A atitude do garoto invocava a educação dependente da tecnologia como motivo para ele estar pesquisando num equipamento exposto para ser vendido. Fazer o exercício pressupunha, também, a força do desejo de estudar vencendo a barreira da falta de condições financeiras para realizar um sonho tão nobre. G.H.S. não queria levar o tablet, apenas fazer a incumbência que recebeu da professora.
A intenção do menino também estava longe de ser um protesto, ou uma atitude para tocar na consciência e na lucidez das pessoas. Pelo menos, não foi um protesto intencional. Mas, a situação por si foi, é e será uma denúncia de exclusão. Exemplo de uma lógica desumana no que diz respeito à distribuição desigual do acesso a computadores e internet.

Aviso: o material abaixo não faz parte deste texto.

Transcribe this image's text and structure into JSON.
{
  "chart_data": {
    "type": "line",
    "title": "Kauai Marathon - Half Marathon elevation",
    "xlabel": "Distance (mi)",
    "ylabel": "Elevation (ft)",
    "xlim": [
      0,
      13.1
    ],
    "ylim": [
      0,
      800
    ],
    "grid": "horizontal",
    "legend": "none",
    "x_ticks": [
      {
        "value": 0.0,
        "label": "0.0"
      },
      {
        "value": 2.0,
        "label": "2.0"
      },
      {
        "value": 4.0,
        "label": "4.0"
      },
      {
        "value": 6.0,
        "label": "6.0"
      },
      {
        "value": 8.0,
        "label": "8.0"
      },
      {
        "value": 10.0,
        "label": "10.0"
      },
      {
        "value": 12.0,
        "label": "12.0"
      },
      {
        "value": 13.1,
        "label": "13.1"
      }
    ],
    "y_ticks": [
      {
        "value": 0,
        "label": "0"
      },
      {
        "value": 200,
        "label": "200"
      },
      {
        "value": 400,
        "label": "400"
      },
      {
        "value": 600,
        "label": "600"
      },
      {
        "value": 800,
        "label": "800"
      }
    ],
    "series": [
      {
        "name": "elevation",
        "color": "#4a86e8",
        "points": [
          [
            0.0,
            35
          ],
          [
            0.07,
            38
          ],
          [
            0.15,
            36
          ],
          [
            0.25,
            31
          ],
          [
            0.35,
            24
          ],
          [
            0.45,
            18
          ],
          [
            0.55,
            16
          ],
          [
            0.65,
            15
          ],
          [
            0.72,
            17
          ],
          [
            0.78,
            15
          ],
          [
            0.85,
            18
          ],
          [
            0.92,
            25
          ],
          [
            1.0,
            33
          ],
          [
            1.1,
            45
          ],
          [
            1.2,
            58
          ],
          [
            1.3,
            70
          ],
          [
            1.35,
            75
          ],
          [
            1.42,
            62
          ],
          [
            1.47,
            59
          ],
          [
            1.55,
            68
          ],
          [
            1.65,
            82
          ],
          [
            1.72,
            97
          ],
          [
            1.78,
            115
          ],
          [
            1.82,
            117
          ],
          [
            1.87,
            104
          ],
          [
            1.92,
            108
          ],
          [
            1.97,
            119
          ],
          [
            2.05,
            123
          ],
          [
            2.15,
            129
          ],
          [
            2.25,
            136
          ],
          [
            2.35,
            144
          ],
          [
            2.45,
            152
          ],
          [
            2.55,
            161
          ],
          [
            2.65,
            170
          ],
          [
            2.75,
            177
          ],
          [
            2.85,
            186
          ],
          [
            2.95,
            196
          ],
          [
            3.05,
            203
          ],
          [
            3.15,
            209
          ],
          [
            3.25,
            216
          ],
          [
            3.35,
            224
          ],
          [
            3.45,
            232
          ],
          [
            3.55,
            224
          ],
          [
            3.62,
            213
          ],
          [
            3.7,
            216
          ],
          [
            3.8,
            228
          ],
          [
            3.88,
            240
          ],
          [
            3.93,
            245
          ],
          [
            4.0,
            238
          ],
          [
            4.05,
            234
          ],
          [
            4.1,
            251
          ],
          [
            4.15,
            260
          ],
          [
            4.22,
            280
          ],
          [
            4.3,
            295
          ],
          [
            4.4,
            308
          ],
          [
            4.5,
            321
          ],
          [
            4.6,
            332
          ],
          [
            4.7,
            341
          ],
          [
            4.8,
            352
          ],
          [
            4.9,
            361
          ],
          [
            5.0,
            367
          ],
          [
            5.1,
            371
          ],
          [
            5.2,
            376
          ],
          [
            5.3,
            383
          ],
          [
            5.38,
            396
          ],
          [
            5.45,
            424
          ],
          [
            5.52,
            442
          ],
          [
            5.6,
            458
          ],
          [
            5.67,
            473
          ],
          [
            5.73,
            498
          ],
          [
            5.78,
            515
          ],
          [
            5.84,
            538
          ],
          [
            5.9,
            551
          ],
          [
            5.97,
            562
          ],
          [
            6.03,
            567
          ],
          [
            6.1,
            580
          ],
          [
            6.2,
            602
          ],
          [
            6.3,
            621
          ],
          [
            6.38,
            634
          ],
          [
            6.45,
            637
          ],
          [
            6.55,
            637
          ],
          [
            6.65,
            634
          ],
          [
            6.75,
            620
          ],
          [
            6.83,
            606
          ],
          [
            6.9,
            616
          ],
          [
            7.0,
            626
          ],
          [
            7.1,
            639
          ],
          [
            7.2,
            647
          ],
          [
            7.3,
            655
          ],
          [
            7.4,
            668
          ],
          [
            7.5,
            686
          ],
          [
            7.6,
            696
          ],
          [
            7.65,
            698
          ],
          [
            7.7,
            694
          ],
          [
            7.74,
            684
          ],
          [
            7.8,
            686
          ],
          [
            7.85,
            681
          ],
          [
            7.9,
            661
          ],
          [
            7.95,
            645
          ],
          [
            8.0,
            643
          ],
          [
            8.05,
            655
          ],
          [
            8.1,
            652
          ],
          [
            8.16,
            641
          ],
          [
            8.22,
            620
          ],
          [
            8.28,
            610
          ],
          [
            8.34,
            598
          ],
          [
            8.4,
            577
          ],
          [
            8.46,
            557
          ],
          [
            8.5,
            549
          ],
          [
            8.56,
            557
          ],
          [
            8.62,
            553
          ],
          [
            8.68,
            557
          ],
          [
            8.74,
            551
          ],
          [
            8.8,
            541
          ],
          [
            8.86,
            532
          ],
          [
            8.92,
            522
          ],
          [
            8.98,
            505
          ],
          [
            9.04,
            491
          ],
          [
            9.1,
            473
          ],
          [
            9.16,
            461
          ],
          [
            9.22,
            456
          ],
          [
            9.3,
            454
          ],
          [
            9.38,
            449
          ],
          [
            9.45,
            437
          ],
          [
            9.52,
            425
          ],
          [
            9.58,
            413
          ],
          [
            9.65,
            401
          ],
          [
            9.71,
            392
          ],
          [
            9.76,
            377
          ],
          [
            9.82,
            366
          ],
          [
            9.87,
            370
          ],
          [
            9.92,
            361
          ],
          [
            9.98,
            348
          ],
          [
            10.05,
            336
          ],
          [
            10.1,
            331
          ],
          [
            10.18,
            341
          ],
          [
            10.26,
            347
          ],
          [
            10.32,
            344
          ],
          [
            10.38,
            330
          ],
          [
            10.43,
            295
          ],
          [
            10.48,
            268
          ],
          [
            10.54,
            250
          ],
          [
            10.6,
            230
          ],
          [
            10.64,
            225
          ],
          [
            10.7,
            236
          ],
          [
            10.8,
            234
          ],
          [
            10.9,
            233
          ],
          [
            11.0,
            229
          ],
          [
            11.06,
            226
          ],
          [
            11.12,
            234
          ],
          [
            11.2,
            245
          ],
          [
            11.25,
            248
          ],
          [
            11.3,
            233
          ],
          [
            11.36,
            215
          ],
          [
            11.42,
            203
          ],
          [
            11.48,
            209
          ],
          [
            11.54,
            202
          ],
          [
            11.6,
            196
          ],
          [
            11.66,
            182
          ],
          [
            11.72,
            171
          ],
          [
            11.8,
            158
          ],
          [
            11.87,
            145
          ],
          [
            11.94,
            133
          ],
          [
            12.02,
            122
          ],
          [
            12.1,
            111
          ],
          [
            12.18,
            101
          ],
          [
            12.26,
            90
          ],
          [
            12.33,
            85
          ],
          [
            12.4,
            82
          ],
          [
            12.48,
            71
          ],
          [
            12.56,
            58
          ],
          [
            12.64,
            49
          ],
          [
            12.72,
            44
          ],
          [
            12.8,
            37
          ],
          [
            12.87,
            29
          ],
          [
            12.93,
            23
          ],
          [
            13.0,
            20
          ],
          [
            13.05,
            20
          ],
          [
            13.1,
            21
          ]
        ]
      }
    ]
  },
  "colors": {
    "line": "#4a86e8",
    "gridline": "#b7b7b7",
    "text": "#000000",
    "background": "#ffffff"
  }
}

É indiscutível que a tecnologia pode ser um instrumento de desenvolvimento e crescimento econômico. Mas, num país como o Brasil, onde grande parte da população mal tem o que comer, é um contrassenso imaginar que as pessoas possuirão computador, tablet ou smart. Há poucos dias saiu uma pesquisa dizendo que a metade do povo brasileiro vive com cerca de R$ 450 por mês.
Resumo da tragédia: os avanços tecnológicos nos reduzem aos que somos.
Dá para compreender o quanto a simples atribuição de um dever de casa tornou-se o detonador de uma atitudes inusitada para G.H.S.
As consequências sociais, econômicas e culturais dessa distribuição desigual são dolorosas. E os poderes públicos brasileiros, embora saibam que as faturas estão vindo com juros e correções, insistem em não oferecer políticas ou estratégias para reduzir o impacto negativo dessa dinâmica da exclusão digital.